If you would rather have older people as your neighbours, in the extended Melbourne area, they don't come any older than the good folk of Rosebud. Their average age is 50.7 years old, almost 15 years older than people living in your average Melbourne suburb. Almost one in three of them is over 65.

But if it's the young cool dudes you like having around you, then move into Parkville.
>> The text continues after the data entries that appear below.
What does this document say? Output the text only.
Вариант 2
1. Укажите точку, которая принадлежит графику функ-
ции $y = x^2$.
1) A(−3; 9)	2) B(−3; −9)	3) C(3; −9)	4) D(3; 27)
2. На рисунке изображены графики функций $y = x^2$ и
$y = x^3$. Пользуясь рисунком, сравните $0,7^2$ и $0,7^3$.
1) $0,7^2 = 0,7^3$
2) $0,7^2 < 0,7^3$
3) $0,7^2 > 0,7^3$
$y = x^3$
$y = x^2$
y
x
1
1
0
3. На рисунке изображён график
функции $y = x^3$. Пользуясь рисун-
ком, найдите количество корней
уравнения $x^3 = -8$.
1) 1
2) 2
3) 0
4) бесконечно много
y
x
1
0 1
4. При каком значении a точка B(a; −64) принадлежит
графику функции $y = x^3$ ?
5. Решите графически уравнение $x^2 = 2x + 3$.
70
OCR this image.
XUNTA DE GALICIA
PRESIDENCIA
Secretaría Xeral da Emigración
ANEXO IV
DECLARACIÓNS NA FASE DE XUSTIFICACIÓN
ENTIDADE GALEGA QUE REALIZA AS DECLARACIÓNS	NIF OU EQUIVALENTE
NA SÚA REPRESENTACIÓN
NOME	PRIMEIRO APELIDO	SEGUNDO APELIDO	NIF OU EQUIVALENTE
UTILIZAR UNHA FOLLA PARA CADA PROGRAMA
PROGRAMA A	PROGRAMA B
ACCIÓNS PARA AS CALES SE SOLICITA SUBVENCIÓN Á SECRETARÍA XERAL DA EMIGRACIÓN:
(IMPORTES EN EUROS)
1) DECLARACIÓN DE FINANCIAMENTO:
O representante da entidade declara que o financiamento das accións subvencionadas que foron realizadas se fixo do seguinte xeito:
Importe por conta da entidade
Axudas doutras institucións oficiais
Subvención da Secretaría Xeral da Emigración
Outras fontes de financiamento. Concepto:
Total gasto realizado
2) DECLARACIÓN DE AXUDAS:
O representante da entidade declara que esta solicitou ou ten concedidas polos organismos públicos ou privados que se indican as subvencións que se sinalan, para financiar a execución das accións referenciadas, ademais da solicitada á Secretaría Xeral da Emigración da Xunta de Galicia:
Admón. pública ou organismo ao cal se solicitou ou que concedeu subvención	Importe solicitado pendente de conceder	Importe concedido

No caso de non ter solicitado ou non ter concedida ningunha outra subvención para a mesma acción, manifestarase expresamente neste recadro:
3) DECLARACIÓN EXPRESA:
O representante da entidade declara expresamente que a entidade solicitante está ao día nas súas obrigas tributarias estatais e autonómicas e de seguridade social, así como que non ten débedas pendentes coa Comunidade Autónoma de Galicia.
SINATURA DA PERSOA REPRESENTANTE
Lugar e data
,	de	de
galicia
The average age there is just 25, just a few months younger than Carlton (25.5) or the CBD (26.7).

All the demographic details collected in the 2011 census are now pouring out of the Bureau of Statistics.

They tell us that in Taylors Hill, 28.2 per cent of the population is aged under 15, whereas in Southbank it's just 4.8 per cent, and in the CBD, 3.5 per cent the lowest proportion in Victoria.

The youngest area of Australia is Northern Territory community Thamamurr, including the big coastal town of Wadeye. The average age of its 2682 inhabitants is just 21.6 years old. Just 1.9 per cent are over 65, whereas 36 per cent are under 15 years old.

Australia's oldest community is Tuncurry, the retirement haven on the mid-north coast of New South Wales. Almost 40 per cent of its inhabitants are over 65, and the average age is 58.8.

Our oldest communities live on the shores of our oceans, bays and lakes. In Victoria, it's Paynesville, on the Gippsland Lakes, where your average neighbour is 56.1 years old, just out-ageing Portarlington (54.4) and Queenscliff (54.1).

Younger Australians head for the big cities. The census found 38 per cent of people in the cities are aged 20 to 44, but just 31 per cent are 20 to 44 in the rest of Australia.

University suburbs have the youngest urban populations: after Parkville, Carlton and the CBD, the next youngest suburb is Clayton (Monash). Then there's a quite different group of young families on the suburban fringe: the average age is also under 30 out west in Roxburgh Park, Tarneit and Truganina.

These are suburbs where more than one in four residents is a child under 15, and old people are rare. In Truganina, north of Laverton, just 2 per cent of people are over 65, whereas 25 per cent are under 25.